How to Listen to Your Process: A "real-world" example
...sometimes, the problem isn’t a lack of capacity. It’s the fact that your process is dancing “azonto” with your time.
Hi friends,
After last week’s breakdown of Lean time-based concepts, a few people messaged me saying, “This makes so much sense now, but oga, how do I use it in real life?”
So today, let’s walk through an actual scenario to show how these “boring” numbers can open your eyes to improvement opportunities, even in a busy insurance contact centre. (And since my “unofficial proofreader” works in insurance, I couldn’t resist.)
Welcome to “TeeFP Insurance Brokers”
We’re zooming in on a car insurance contact centre team (which I just made up) that manages calls from customers about renewals, claims, and policy enquiries. They’re not understaffed per se, but they’re always under pressure, and their manager suspects their customer service process could be improved.
We will break it down using some of the process time-related concepts from last week, but let’s start with some simple assumptions.
The Assumptions:
The contact centre has 8 agents working full shifts.
Each agent works 8 hours/day = 480 mins/day = 1 shift
Deduct 60 mins total break time = 420 mins productive time/day.
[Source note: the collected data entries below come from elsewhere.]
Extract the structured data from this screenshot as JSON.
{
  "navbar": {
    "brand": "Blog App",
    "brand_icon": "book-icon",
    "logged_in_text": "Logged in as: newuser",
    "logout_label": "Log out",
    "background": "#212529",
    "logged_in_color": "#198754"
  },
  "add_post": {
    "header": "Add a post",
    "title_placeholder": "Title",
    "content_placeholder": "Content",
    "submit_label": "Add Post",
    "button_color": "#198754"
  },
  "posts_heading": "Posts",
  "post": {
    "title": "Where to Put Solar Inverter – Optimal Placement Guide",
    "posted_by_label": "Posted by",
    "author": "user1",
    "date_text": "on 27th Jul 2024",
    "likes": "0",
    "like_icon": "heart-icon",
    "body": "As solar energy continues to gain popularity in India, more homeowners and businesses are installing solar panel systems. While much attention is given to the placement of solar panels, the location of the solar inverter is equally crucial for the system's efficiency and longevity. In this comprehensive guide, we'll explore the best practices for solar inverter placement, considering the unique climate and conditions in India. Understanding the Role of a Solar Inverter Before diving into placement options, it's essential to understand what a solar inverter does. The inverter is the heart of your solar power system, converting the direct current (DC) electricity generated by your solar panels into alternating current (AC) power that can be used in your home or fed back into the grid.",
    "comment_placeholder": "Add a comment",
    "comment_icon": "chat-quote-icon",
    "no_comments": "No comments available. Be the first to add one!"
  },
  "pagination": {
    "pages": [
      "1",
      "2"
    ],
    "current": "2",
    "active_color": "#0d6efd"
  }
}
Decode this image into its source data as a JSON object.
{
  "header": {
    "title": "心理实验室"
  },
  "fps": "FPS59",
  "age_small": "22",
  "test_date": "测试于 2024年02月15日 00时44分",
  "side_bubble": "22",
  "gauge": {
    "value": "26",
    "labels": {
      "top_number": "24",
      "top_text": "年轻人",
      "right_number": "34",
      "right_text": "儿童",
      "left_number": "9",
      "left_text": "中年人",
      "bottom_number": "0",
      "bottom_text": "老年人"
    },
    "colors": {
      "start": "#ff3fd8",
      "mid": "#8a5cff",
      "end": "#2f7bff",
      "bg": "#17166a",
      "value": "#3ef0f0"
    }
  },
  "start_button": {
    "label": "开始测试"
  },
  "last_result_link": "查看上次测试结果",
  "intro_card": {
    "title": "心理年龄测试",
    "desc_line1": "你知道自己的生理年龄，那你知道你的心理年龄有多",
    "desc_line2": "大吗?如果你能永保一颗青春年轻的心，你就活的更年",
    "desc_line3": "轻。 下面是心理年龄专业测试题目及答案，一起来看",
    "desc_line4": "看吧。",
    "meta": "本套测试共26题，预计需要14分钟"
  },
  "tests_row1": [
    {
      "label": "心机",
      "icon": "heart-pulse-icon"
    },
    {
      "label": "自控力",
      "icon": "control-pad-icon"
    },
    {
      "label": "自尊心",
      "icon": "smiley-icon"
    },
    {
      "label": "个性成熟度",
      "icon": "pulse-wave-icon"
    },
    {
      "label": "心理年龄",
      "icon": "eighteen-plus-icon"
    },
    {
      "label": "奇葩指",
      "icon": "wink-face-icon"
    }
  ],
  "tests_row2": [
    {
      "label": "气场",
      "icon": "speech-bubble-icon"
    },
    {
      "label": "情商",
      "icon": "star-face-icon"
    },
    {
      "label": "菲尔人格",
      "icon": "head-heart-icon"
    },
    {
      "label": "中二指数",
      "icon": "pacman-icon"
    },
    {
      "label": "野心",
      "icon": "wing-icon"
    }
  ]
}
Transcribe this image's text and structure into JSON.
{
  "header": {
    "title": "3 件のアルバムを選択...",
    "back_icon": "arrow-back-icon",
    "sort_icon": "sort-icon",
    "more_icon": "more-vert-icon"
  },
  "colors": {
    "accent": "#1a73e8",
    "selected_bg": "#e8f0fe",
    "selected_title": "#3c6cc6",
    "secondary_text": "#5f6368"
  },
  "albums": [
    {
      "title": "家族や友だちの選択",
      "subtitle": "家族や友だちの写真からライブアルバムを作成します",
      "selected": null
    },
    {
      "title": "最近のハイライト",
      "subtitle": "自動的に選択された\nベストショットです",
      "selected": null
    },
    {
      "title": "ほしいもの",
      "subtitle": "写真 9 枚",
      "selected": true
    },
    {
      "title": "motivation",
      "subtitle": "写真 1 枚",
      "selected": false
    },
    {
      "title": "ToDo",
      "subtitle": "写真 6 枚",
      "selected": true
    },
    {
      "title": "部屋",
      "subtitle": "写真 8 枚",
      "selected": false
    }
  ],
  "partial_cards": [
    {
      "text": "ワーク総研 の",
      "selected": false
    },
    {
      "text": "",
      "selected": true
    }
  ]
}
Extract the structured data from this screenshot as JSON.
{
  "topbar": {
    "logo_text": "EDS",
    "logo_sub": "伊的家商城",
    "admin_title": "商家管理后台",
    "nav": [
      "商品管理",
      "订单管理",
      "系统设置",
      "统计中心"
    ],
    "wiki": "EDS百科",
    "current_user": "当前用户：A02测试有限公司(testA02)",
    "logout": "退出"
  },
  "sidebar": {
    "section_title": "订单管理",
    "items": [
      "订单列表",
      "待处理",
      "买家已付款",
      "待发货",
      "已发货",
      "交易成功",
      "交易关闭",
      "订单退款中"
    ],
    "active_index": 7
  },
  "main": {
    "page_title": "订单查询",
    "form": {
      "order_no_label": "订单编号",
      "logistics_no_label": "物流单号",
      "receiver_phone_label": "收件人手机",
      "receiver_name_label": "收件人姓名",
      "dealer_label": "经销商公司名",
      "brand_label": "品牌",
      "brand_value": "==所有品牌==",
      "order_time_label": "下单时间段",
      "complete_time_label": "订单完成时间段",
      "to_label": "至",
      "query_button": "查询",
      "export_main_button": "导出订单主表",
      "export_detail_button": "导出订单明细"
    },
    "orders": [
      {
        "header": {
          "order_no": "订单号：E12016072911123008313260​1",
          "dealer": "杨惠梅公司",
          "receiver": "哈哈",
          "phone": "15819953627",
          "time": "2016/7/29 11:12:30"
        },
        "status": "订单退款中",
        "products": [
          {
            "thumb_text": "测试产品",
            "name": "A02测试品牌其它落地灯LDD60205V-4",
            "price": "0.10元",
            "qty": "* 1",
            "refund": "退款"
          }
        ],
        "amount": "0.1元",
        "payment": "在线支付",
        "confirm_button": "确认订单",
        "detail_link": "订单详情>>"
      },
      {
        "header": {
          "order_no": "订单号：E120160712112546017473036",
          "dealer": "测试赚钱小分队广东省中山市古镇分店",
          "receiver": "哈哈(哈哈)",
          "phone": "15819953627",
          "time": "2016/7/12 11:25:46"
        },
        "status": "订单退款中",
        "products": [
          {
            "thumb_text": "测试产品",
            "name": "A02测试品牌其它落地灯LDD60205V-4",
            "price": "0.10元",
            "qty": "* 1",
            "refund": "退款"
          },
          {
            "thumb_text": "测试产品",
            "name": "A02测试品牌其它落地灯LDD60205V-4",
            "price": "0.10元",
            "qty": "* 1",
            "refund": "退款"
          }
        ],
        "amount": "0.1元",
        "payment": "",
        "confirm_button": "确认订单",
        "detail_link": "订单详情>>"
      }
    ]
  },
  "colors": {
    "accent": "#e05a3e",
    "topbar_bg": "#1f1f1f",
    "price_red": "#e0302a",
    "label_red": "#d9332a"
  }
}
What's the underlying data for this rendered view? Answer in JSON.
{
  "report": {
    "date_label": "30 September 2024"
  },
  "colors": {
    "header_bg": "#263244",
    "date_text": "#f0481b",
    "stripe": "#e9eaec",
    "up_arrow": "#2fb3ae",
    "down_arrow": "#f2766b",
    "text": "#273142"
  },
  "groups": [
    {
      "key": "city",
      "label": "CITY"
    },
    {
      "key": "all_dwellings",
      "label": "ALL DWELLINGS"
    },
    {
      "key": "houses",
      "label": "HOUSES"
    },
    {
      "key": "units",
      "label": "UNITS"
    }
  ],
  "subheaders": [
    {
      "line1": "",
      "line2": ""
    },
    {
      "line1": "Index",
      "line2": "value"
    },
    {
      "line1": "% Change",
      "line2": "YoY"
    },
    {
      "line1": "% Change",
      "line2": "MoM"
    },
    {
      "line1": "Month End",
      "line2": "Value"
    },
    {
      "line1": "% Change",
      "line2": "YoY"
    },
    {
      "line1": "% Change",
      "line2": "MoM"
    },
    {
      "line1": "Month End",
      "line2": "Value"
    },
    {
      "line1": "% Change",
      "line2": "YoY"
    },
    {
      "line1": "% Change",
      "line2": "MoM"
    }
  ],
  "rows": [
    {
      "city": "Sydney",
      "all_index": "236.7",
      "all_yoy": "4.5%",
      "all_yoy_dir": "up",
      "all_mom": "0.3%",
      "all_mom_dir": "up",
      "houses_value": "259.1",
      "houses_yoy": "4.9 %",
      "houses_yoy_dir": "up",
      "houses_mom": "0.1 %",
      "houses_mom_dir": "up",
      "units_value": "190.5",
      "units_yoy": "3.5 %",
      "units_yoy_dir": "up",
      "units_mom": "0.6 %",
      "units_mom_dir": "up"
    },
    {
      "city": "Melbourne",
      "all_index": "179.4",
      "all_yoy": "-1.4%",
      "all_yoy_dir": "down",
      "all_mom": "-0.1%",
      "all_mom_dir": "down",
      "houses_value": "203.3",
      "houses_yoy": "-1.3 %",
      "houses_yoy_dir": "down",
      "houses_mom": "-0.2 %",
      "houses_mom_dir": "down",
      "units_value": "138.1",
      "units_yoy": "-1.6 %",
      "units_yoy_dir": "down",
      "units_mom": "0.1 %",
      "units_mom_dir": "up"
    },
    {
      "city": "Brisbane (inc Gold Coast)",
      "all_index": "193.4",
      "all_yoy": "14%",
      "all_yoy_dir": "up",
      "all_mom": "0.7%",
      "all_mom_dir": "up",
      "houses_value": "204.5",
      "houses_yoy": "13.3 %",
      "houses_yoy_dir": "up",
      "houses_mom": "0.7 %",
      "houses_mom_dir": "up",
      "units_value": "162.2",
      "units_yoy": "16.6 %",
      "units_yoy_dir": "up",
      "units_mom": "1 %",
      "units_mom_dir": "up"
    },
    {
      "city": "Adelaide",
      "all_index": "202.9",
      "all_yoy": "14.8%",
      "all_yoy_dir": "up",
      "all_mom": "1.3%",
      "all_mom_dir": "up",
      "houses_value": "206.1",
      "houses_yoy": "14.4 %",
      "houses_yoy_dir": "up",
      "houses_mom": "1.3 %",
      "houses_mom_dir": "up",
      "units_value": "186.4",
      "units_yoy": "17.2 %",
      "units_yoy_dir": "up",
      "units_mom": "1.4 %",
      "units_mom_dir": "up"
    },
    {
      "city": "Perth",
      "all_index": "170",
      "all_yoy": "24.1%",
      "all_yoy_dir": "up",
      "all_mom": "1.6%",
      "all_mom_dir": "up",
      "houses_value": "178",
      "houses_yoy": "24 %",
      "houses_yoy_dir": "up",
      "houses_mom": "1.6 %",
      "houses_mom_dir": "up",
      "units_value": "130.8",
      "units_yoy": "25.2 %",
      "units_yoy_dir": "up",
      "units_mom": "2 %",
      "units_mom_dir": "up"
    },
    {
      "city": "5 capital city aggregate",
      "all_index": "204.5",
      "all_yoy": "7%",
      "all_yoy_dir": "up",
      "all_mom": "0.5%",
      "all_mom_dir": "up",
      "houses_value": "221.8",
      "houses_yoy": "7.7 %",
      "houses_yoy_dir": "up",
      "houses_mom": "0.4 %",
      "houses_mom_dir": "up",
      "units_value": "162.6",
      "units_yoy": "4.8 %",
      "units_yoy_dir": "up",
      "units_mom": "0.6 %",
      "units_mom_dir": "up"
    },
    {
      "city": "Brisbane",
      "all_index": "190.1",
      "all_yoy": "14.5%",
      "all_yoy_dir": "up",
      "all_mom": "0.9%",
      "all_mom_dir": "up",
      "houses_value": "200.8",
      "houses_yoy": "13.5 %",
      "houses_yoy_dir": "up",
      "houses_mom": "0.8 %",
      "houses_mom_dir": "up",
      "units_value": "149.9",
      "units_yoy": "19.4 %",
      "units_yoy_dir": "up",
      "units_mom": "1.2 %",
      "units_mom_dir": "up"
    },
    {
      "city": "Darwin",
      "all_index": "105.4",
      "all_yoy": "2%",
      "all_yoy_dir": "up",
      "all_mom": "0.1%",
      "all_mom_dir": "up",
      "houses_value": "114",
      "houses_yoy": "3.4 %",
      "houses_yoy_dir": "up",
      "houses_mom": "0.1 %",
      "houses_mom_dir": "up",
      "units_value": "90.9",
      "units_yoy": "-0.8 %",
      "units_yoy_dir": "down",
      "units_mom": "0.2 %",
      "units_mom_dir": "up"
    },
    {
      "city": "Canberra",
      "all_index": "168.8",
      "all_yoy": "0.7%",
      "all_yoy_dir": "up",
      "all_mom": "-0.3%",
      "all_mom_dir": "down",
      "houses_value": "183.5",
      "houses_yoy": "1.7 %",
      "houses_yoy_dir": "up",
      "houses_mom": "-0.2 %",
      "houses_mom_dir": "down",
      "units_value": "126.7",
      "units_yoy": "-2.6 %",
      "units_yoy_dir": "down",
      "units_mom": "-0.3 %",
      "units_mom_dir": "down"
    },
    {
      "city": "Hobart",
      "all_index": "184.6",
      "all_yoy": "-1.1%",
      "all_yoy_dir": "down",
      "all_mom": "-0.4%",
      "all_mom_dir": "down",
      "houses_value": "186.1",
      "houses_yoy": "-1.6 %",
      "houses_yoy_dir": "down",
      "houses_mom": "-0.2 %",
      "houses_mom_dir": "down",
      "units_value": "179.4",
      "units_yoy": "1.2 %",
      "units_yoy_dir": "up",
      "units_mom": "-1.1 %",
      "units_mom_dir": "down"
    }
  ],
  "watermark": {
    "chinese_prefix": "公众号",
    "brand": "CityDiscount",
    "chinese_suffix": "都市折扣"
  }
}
Average handling time (AHT) per call = 21 minutes (including after-call work).
For the purpose of this analysis, we’re treating both the live call and the after-call work as one continuous activity. In Lean terms, that’s our operational definition of AHT. (We’ll dive into why clear operational definitions matter in a future post, because misunderstandings here can derail entire improvement efforts.)Each agent handles 20 calls per day on average.
At any time during the day, 16 calls are in process or in queue.
The goal?To serve customers better. Faster calls without sacrificing quality.
Let’s Do the Math
1. Work in Process (WIP):
Total number of calls being handled or waiting at a given time = 16 calls
2. Throughput (Exit Rate):
If 8 agents each complete 20 calls per day:
8 agents × 20 calls = 160 calls/day
Throughput = 160 calls/day
3. Process Lead Time (PLT):
Using Little’s Law:
PLT = WIP ÷ Exit Rate
PLT = 16 ÷ 160 = 0.1 day
0.1 day × 8 hours/day = 0.8 hours
0.8 hours × 60 minutes/hour = 48 minutes lead time per call
That means, on average, it takes 48 minutes for a call to go from queue to completion. Even though each call only lasts 21 minutes, the remaining 27 minutes is time spent waiting.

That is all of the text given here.